A self-radicalised teenager who opened fire at the anti-CAA protestors in Delhi is the new symbol of hate politics, an inevitable consequence of incendiary speeches made by the BJP leaders. No one should be shocked. This was in the making. The build-up has been systematic with an eye on the upcoming Assembly elections in Delhi. Ironically, the 17-year-old boy’s hate-filled rant before and after the attack on the barricaded protestors with a country-made pistol came on a day that marked the anniversary of Mahatma Gandhi’s assassination. One wonders whether the extreme communal bigotry that led to the assassination of Mahatma is sought to be revived now to pursue the divisive political agenda. More shocking was the callousness of the Delhi police who stood watching in silence as the youth, brandishing pistol and shouting “Yeh lo azadi”, went about his mission on a road near the Jamia Millia Islamia, one of the key protest sites. The same Delhi police had unleashed terror in the very same area last month when its personnel chased unarmed students and later targeted them in the library and hostels. Two weeks later, a group of armed thugs rampaged through the JNU, attacking students as Delhi police personnel remained mute spectators. Many of the attackers have been identified as members of the ABVP but not a single person has been arrested so far. Again, the same police showed enormous alacrity in tracking down and arresting Sharjeel Imam, a JNU student, for his allegedly seditious speech.

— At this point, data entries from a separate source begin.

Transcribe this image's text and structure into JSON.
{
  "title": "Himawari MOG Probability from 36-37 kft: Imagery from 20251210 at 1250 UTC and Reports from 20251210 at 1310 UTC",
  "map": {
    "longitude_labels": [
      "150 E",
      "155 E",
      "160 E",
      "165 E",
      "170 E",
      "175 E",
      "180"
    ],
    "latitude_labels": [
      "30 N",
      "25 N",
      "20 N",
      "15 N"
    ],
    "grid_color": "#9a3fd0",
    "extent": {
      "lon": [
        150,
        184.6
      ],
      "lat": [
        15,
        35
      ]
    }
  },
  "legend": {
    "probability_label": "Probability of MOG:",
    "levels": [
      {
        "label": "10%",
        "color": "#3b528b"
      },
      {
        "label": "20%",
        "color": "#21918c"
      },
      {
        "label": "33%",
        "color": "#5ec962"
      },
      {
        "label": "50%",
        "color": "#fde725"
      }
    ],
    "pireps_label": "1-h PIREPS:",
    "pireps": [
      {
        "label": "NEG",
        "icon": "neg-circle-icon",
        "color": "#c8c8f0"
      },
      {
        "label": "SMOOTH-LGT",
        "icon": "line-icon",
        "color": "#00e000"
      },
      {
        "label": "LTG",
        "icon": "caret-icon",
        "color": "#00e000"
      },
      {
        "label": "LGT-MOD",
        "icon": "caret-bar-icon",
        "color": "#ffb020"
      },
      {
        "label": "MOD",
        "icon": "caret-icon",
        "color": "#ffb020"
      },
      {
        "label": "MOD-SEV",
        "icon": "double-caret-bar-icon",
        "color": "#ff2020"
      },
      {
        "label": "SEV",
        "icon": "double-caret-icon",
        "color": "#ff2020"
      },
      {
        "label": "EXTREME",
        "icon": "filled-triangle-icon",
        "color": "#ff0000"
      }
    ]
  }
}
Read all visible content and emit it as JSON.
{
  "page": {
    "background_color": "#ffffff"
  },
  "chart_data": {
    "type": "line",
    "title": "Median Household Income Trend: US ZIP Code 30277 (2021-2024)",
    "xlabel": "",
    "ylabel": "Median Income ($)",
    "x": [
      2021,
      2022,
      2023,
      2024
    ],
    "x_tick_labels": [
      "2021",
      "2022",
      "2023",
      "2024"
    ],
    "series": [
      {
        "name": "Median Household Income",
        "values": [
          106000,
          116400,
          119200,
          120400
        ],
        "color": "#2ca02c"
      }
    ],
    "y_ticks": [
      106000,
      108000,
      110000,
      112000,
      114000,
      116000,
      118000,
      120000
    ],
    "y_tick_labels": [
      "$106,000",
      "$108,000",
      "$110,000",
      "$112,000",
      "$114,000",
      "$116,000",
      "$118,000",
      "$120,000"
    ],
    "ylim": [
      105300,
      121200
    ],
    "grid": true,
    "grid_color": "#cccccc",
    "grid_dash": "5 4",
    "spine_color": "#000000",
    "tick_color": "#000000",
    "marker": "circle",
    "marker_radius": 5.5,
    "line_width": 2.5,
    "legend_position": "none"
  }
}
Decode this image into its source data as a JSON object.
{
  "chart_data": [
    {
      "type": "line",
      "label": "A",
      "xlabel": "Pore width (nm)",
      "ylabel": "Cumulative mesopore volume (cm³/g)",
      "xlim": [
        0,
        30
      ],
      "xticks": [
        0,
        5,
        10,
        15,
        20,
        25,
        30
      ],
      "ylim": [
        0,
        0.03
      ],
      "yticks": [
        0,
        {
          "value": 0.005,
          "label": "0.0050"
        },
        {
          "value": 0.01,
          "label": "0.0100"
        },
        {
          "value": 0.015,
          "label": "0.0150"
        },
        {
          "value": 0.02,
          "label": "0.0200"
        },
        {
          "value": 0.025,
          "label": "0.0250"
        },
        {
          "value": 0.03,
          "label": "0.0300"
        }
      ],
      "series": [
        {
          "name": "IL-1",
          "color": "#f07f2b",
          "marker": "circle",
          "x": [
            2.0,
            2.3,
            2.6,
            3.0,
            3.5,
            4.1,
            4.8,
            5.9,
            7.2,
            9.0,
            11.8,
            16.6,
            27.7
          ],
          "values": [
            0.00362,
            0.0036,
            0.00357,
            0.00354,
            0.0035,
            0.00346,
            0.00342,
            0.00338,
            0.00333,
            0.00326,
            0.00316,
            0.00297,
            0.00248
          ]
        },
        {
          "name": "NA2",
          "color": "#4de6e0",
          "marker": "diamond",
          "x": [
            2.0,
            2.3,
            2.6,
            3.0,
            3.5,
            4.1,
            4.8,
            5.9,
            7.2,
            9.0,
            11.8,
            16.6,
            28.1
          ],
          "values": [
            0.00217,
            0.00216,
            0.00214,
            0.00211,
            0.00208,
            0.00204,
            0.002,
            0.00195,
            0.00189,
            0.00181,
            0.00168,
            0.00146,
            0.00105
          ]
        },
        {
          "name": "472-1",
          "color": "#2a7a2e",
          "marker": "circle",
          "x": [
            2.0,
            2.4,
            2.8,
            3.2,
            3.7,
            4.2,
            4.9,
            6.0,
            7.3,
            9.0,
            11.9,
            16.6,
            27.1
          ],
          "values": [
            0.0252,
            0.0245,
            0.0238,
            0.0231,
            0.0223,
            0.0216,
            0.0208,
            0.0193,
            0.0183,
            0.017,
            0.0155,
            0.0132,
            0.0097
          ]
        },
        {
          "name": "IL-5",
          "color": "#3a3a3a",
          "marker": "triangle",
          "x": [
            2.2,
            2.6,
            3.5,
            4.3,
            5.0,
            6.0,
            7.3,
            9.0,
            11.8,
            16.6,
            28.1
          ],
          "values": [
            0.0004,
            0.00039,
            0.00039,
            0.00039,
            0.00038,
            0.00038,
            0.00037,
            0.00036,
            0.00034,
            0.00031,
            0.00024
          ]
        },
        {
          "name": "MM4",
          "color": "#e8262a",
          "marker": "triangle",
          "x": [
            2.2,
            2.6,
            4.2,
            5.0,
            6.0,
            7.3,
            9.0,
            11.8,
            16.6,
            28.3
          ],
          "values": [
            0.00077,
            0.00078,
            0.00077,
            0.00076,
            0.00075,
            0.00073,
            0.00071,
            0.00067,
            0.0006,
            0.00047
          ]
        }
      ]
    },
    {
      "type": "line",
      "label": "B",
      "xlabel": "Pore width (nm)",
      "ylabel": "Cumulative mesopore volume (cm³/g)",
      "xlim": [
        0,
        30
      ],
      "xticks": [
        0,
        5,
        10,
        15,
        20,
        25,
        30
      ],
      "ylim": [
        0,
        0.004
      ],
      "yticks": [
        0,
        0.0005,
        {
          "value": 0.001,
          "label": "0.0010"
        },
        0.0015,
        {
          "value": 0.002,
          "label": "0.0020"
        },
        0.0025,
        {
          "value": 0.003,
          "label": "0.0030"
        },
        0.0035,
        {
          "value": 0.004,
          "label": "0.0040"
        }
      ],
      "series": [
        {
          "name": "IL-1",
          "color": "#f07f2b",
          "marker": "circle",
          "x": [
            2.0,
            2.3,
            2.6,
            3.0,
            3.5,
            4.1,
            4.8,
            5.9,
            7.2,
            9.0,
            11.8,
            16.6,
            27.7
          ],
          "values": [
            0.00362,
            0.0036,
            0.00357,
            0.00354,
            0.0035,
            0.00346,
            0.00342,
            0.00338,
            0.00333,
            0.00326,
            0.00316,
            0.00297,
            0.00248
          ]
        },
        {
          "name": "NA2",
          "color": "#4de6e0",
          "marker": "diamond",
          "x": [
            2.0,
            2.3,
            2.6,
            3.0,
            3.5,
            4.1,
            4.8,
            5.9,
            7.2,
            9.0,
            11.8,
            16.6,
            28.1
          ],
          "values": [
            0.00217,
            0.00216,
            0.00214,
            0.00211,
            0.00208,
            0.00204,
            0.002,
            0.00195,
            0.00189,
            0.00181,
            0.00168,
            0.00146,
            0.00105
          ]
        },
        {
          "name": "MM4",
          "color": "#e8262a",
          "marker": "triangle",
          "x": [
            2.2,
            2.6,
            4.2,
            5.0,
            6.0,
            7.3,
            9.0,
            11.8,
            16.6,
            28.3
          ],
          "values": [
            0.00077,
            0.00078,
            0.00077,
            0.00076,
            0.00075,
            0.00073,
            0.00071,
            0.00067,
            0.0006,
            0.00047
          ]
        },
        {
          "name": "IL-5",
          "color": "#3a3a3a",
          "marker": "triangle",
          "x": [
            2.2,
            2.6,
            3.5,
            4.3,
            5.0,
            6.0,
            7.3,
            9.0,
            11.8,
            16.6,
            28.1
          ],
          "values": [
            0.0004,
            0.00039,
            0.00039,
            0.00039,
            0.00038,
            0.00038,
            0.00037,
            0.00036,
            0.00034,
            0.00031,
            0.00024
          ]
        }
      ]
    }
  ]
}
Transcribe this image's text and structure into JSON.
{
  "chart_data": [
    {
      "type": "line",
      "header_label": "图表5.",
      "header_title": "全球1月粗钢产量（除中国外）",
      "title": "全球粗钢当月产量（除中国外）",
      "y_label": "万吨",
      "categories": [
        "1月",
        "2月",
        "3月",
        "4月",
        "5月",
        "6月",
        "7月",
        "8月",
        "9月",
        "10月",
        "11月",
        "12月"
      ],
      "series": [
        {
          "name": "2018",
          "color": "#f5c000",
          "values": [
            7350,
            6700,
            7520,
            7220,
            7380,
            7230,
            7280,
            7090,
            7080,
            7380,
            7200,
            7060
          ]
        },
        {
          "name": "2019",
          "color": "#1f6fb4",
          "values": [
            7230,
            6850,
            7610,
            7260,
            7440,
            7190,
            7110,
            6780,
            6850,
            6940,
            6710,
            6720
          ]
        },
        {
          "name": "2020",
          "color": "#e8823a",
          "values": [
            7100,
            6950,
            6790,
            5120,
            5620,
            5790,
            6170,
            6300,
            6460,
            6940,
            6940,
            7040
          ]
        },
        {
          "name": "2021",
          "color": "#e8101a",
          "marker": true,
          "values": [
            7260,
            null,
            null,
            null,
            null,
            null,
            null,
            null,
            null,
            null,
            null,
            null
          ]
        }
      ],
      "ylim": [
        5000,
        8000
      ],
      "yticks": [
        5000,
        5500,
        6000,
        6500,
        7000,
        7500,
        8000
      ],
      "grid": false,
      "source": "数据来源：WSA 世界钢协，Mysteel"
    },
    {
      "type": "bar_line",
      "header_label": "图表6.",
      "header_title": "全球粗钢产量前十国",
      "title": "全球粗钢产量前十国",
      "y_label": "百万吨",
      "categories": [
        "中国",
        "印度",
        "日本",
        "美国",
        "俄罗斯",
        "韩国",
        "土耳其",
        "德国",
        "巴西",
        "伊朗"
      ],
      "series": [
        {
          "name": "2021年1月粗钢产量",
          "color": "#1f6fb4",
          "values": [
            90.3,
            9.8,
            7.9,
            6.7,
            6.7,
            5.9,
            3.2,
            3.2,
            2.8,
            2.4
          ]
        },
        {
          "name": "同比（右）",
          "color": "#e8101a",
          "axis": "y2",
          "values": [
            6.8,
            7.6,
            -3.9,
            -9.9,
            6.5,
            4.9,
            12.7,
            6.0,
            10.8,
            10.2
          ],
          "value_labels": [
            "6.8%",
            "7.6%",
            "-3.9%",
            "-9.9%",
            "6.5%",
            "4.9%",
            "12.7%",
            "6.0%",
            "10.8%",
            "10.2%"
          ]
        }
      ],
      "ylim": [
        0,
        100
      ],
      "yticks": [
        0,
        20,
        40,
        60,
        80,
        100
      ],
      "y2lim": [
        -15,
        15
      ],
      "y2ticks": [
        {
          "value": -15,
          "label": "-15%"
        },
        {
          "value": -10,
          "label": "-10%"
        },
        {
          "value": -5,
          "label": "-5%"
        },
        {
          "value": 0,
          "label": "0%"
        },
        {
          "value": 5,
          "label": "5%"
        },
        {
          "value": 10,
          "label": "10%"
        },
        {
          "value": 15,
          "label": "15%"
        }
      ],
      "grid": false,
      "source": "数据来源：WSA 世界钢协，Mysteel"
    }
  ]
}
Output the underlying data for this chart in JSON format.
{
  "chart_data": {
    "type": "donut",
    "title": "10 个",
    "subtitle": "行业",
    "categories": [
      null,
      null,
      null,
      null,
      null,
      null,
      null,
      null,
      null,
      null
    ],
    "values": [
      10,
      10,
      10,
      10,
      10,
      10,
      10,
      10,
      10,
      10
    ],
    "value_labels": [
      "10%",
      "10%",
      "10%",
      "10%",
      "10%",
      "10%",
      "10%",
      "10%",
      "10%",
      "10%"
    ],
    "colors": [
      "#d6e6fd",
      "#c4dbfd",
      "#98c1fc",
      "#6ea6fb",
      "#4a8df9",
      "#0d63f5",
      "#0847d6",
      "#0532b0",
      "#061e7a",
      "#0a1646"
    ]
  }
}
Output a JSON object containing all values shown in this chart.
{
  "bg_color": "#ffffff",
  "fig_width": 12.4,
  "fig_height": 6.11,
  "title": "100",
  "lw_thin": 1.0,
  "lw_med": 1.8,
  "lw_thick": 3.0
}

The violence in Jamia and JNU was preceded by vilification campaigns involving Hindutva right-wing groups and senior BJP leaders. The pursuit of communal politics will prove disastrous for a pluralistic and secular country like India. It will produce radicalised youth like the gunman at Jamia. Unfortunately, such self-radicalised youth do not understand how they have been mobilised for electoral benefits, creating hatred and then reaping its rewards. Though the Election Commission has banned Union Minister Anurag Thakur and BJP MP Parvesh Sahib Singh Verma from campaigning in Delhi for their hate speech, it is not much of a deterrent. In the context of protests against the CAA, the term “traitors” has been lobbed at those opposing the new citizenship law. The fact that a young gunman opened fire days after Thakur made the incendiary chant “Desh ke gaddaron ko…” at a Delhi rally points to the dangers of divisive politics. The political atmosphere has been vitiated with senior ministers speaking contemptuously of protestors as ‘tukde tukde’ gang who deserve to be shot. Home Minister Amit Shah even went to the extent of asking voters to show such anger while pressing the EVM button that the residents of Shaheen Bagh feel the current.